“Ruas de Memória” fará consulta em rua que homenageia ex-delegado do DOPS

Ação debate alteração de logradouro com nome de Alcides Cintra Bueno Filho, responsável por ocultação de cadáveres e fraudes em laudos do IML, durante a ditadura civil-militar

Com o objetivo de alterar nomes de espaços públicos da cidade de São Paulo que homenageiam torturadores e violadores dos direitos humanos da ditadura civil-militar, a Coordenação de Direito à Memória e à Verdade, da Secretaria Municipal de Direitos Humanos e Cidadania (SMDHC), fará uma mobilização no próximo sábado, dia 7, às 15h, na rua Dr. Alcides Cintra Bueno Filho, na Vila Amália, zona norte de São Paulo.

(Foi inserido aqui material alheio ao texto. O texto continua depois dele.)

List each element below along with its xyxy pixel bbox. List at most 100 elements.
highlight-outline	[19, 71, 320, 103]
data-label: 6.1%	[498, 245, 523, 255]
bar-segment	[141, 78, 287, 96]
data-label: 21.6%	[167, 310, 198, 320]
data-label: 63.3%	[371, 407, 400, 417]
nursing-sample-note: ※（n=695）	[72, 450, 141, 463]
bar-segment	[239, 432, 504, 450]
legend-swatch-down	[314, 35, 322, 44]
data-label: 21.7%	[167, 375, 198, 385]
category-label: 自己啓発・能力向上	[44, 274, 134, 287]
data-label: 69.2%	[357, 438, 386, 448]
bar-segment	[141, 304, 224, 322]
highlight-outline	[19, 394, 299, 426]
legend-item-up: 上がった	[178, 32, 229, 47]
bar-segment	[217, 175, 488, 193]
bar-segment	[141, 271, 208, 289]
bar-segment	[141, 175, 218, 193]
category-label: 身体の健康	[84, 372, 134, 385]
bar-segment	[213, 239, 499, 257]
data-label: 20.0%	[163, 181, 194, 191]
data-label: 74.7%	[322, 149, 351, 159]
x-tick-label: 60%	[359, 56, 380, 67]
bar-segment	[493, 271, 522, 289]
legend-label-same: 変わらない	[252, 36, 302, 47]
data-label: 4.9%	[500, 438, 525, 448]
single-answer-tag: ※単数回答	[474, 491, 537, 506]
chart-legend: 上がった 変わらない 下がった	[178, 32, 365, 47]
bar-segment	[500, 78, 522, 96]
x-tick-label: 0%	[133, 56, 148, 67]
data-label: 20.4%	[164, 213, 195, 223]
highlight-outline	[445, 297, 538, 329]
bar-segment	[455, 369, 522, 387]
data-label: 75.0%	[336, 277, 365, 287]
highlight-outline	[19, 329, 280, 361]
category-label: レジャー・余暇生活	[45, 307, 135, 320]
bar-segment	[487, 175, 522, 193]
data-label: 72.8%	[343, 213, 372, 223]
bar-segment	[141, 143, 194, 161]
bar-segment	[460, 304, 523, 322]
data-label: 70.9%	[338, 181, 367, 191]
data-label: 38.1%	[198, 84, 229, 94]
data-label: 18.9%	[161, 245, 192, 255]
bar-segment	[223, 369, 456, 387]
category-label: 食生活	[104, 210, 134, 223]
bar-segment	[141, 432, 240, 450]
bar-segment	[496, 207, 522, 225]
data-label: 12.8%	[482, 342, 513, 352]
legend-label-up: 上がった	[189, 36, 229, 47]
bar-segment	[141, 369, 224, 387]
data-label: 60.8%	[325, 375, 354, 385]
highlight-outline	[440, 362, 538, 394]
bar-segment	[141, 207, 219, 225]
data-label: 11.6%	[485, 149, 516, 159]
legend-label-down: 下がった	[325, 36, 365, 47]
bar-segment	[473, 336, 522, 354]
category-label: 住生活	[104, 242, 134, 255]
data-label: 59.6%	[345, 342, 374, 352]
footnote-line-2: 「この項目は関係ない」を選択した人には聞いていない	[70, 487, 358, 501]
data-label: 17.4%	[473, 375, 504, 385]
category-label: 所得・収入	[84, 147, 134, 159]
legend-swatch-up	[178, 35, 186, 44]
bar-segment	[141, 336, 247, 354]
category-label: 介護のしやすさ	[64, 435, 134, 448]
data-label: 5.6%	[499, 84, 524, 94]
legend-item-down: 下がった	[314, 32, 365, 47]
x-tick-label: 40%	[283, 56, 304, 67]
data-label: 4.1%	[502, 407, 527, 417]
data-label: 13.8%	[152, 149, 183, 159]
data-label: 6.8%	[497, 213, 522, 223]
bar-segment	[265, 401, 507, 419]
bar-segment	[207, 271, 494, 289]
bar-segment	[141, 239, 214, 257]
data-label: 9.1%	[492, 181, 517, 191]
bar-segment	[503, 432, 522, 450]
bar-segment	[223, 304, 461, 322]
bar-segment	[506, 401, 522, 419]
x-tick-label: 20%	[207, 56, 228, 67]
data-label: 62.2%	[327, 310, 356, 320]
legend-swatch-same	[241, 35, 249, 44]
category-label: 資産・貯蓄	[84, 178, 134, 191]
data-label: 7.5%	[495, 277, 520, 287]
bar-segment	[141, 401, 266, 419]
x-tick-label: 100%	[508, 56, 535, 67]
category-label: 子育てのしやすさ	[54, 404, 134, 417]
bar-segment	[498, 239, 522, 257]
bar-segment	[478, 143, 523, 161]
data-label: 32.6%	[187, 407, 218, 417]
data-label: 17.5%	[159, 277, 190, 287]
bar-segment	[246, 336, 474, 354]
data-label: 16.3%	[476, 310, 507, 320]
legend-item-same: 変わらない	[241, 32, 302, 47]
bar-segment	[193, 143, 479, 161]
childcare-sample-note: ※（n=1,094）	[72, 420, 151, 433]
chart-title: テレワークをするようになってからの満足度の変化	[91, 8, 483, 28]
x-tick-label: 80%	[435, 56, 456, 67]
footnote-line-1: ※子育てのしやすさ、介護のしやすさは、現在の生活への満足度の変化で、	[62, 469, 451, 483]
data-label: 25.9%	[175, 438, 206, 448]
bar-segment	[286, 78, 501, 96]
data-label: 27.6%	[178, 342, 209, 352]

Alcides Cintra Bueno Filho foi delegado de polícia e serviu, ao lado de Sérgio Fleury, o Departamento de Ordem Política e Social (DOPS), um dos principais órgãos de repressão da ditadura militar. Junto com o Instituto Médico Legal (IML), emitiu laudos necroscópicos falsos, alegando "morte natural" ou "suicídio" para encobrir casos de mortes sob tortura. Foi também responsável por ocultar corpos de militantes assassinados nos aparelhos de repressão, escondendo suas identidades verdadeiras e fazendo com que fossem enterrados como indigentes. Tal prática lhe rendeu o apelido de “O Coveiro”.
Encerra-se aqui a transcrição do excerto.